Combining both gives you temporal isolation: an agent might be allowed up to 200 requests per hour, but only between 09:00 and 18:00 UTC, Monday through Friday. Outside that window, dispatches are rejected regardless of the rate counter. This pattern limits blast radius from runaway or hijacked agents that might otherwise run overnight before anyone notices.

Common questions

How do I set the right rate limit numbers?

Start by profiling actual agent behavior under normal operating conditions before any limits are in place. Measure peak burst rates, average sustained rates, and the distribution of downstream calls per high-level task. Set the sustained limit comfortably above normal peak with a burst allowance that covers legitimate spikes — then tighten from there based on what your downstream systems can absorb and what your spend targets require. Rate limits are almost always wrong on the first pass; build in observability from the start so you can see when limits are hit and whether they are too tight or too loose.

Should rate limits apply before or after trust evaluation?

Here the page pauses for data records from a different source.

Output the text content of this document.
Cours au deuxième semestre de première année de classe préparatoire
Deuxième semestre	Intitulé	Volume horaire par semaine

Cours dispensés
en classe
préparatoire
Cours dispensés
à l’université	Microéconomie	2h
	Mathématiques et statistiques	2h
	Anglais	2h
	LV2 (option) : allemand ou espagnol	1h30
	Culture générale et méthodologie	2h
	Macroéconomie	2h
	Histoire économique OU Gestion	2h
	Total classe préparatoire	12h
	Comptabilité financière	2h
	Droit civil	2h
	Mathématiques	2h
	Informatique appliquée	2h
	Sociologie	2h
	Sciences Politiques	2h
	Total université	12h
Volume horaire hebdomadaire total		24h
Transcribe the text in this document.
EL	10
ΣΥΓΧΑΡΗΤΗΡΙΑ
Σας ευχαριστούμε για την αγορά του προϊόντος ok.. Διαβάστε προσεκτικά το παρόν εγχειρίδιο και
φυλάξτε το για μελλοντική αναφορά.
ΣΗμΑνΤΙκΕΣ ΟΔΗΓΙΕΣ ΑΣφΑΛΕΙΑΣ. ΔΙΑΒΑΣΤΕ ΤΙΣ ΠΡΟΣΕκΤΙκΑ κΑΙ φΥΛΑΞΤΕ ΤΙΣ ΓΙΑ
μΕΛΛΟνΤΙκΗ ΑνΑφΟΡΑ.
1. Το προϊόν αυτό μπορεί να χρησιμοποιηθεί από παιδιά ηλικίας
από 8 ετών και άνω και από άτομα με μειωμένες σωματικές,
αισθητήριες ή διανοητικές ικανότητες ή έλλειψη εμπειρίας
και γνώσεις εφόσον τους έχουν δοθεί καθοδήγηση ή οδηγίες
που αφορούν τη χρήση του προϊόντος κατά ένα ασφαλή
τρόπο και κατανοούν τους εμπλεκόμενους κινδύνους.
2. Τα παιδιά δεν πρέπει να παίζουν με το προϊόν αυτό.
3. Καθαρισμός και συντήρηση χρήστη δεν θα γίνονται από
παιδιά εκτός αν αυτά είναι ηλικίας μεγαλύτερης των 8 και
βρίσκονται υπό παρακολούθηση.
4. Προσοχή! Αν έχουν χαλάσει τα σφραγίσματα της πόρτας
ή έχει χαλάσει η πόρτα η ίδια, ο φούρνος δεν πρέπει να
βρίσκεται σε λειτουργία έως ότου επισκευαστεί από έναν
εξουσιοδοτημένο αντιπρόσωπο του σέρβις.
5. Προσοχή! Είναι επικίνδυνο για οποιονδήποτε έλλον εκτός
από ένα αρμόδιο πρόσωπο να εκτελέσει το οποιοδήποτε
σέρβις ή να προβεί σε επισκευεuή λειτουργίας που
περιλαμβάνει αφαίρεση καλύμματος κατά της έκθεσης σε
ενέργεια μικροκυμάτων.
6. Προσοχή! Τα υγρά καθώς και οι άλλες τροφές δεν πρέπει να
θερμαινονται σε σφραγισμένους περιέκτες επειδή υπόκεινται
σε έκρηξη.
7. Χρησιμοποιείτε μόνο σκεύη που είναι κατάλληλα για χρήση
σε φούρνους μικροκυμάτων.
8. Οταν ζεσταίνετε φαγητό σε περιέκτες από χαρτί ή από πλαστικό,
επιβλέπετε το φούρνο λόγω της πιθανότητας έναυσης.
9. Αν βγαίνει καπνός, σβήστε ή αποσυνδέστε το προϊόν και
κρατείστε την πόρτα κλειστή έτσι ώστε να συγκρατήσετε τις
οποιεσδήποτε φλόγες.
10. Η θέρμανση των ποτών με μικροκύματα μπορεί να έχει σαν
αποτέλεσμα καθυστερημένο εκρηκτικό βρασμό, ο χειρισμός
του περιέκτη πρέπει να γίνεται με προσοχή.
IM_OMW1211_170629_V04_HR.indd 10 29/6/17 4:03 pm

After. Trust evaluation determines whether an agent is allowed to act at all. Rate limiting determines how often an allowed agent may act. Applying rate limits before trust evaluation means spending enforcement resources on agents you would reject anyway. The practical ordering is: authenticate first, then evaluate all applicable policies before dispatch — rate limiting only makes sense after you have confirmed the caller is who they claim to be.

How does rate-limiting interact with spend budgets?

They control different things and should be used together. A rate limit caps request frequency within a short window — it gives you burst protection and prevents runaway loops. A spend budget caps cumulative cost over a longer window — it gives you financial protection and monthly ceiling enforcement. An agent can stay within its per-minute rate limit while steadily draining a monthly budget; a budget cap stops that scenario where a rate limit cannot. Praesidia's connection policy model lets you set both simultaneously on a single connection, so neither control is applied in isolation. See budget policies: hard spend caps for AI agents for how the two interact at the policy-evaluation layer.

Putting it together

Rate-limiting agents well requires treating the limit not as a single global dial but as a policy composed from several dimensions: the unit of measurement, the window shape, the enforcement scope, the response to violations, and the time window in which the agent is authorized to act. Getting any one of these wrong either leaves gaps or creates unnecessary friction.

The most durable approach is to enforce limits at the point where the agent communicates with its downstream targets — at the connection or link level — rather than globally, so that limits can be tuned to the specific relationship between an agent and a service. Combined with token-bucket or sliding-window counting, a mix of per-request rate limits and longer-window spend caps, and clear fail-closed semantics with exponential backoff, you have controls that protect both your infrastructure and your downstream vendors without unnecessarily throttling legitimate work. Praesidia surfaces these controls as part of the connection policy attached to every agent-to-agent and agent-to-MCP link, so they are always scoped, auditable, and adjustable without touching your agent code.